FGD di Semarang ini merupakan forum kedua setelah sebelumnya terselenggara di Kota Bandung. Rangkaian diskusi tersebut nantinya akan menjadi rekomendasi resmi ATVSI untuk disampaikan kepada Komisi I DPR RI dalam pembahasan revisi UU Penyiaran.
Rektor Untag Semarang, Prof. Suparno, menilai revisi regulasi penyiaran adalah langkah tepat untuk mengimbangi perubahan zaman.
Menurutnya, perkembangan teknologi menuntut hadirnya aturan baru yang lebih adaptif.
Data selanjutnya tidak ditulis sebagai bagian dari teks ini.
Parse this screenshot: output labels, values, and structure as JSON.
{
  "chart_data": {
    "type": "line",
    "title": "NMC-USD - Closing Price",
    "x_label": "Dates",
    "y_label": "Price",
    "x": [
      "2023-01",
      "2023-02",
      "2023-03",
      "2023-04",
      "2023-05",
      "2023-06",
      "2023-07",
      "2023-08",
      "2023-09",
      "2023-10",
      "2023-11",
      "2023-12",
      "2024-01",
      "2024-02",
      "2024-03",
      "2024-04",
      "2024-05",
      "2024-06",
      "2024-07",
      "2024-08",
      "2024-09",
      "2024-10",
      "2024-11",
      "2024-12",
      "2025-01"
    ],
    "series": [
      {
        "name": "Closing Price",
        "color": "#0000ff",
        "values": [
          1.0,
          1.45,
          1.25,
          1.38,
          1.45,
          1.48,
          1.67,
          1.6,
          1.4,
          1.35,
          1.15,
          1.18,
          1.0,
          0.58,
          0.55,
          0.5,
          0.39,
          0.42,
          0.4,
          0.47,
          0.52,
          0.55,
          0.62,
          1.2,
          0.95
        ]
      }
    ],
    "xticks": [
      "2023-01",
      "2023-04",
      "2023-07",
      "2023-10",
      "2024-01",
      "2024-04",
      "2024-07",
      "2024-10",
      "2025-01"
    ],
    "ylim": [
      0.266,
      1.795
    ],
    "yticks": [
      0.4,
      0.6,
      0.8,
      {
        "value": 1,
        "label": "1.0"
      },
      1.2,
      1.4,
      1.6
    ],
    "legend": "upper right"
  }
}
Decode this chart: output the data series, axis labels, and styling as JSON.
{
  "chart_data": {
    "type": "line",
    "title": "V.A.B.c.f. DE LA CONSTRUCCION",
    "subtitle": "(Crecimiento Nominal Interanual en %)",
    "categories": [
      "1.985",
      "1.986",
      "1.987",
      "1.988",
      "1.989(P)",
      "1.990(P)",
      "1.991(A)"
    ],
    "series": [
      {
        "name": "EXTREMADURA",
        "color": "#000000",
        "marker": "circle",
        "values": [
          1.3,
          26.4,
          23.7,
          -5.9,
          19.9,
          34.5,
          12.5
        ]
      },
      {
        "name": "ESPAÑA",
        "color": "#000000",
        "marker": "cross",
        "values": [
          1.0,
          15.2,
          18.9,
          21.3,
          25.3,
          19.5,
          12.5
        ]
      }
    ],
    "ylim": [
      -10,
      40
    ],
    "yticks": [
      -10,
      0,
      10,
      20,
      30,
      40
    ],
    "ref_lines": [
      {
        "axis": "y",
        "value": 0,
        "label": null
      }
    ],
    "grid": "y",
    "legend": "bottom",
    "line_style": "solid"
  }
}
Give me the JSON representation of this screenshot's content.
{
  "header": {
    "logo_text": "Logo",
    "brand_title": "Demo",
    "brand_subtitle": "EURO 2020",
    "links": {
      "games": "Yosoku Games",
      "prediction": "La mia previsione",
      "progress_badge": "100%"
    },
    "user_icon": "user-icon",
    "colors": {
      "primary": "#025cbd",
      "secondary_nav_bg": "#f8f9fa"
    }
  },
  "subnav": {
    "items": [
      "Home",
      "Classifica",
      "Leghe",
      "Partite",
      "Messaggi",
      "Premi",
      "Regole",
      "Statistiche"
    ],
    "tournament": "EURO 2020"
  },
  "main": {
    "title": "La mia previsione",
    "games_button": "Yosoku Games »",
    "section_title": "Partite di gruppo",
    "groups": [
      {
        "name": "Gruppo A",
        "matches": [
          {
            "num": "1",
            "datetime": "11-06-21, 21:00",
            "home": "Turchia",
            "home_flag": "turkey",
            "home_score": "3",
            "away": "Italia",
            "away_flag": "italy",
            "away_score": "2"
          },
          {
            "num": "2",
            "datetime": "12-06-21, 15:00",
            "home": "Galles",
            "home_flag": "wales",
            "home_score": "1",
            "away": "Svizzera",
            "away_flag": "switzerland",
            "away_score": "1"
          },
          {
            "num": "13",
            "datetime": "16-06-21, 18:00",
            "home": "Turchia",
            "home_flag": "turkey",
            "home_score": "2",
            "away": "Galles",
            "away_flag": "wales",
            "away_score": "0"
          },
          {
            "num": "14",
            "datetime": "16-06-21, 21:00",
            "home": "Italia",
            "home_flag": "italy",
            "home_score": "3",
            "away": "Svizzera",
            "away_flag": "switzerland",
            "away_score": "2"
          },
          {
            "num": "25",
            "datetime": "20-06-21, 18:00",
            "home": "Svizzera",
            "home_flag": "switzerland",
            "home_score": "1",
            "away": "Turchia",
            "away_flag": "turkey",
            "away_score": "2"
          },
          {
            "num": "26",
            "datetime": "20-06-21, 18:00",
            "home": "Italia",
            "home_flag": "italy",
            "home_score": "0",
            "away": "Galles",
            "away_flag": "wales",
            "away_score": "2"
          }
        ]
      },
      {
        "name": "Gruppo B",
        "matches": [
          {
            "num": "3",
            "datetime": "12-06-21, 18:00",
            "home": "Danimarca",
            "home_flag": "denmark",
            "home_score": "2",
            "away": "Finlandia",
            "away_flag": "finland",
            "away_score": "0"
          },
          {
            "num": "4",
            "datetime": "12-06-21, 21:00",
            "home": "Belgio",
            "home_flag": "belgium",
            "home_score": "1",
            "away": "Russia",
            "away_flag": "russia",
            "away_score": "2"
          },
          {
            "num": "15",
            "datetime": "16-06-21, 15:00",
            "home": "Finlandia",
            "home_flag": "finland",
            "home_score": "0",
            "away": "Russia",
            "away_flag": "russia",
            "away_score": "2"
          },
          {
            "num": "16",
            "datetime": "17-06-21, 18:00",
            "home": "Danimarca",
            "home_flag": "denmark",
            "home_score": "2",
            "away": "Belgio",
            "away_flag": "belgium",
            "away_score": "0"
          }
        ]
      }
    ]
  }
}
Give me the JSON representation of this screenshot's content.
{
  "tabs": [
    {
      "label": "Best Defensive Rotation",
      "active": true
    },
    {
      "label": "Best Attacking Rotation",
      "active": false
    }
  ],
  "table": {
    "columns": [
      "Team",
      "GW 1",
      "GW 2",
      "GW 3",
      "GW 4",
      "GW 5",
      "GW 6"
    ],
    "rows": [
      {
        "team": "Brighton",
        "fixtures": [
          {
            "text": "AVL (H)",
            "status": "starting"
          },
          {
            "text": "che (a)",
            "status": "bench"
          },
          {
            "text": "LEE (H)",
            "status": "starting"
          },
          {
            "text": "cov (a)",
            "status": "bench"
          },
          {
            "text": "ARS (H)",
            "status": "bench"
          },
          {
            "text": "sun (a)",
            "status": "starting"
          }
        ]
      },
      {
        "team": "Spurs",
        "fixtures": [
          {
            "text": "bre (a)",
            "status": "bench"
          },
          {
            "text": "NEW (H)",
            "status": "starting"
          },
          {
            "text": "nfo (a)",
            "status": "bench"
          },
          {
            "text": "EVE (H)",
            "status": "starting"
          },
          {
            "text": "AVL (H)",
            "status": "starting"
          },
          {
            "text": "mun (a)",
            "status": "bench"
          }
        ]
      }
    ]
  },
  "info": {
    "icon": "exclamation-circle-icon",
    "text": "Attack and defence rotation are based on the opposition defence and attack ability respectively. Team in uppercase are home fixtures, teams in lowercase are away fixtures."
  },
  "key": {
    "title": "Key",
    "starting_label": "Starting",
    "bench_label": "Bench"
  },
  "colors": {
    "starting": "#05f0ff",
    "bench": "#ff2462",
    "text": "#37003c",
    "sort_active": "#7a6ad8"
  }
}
“Undang-Undang yang sudah berusia puluhan tahun tentu tidak bisa lagi menjawab tantangan komunikasi digital. Revisi perlu agar media tetap berada dalam koridor hukum yang jelas, sekaligus menjunjung tinggi kebenaran,” ucapnya.
Suparno menambahkan, regulasi baru nantinya tidak hanya berfungsi sebagai dasar hukum. Tetapi juga menjaga keberlangsungan industri penyiaran sekaligus ketertiban publik dalam mengonsumsi informasi.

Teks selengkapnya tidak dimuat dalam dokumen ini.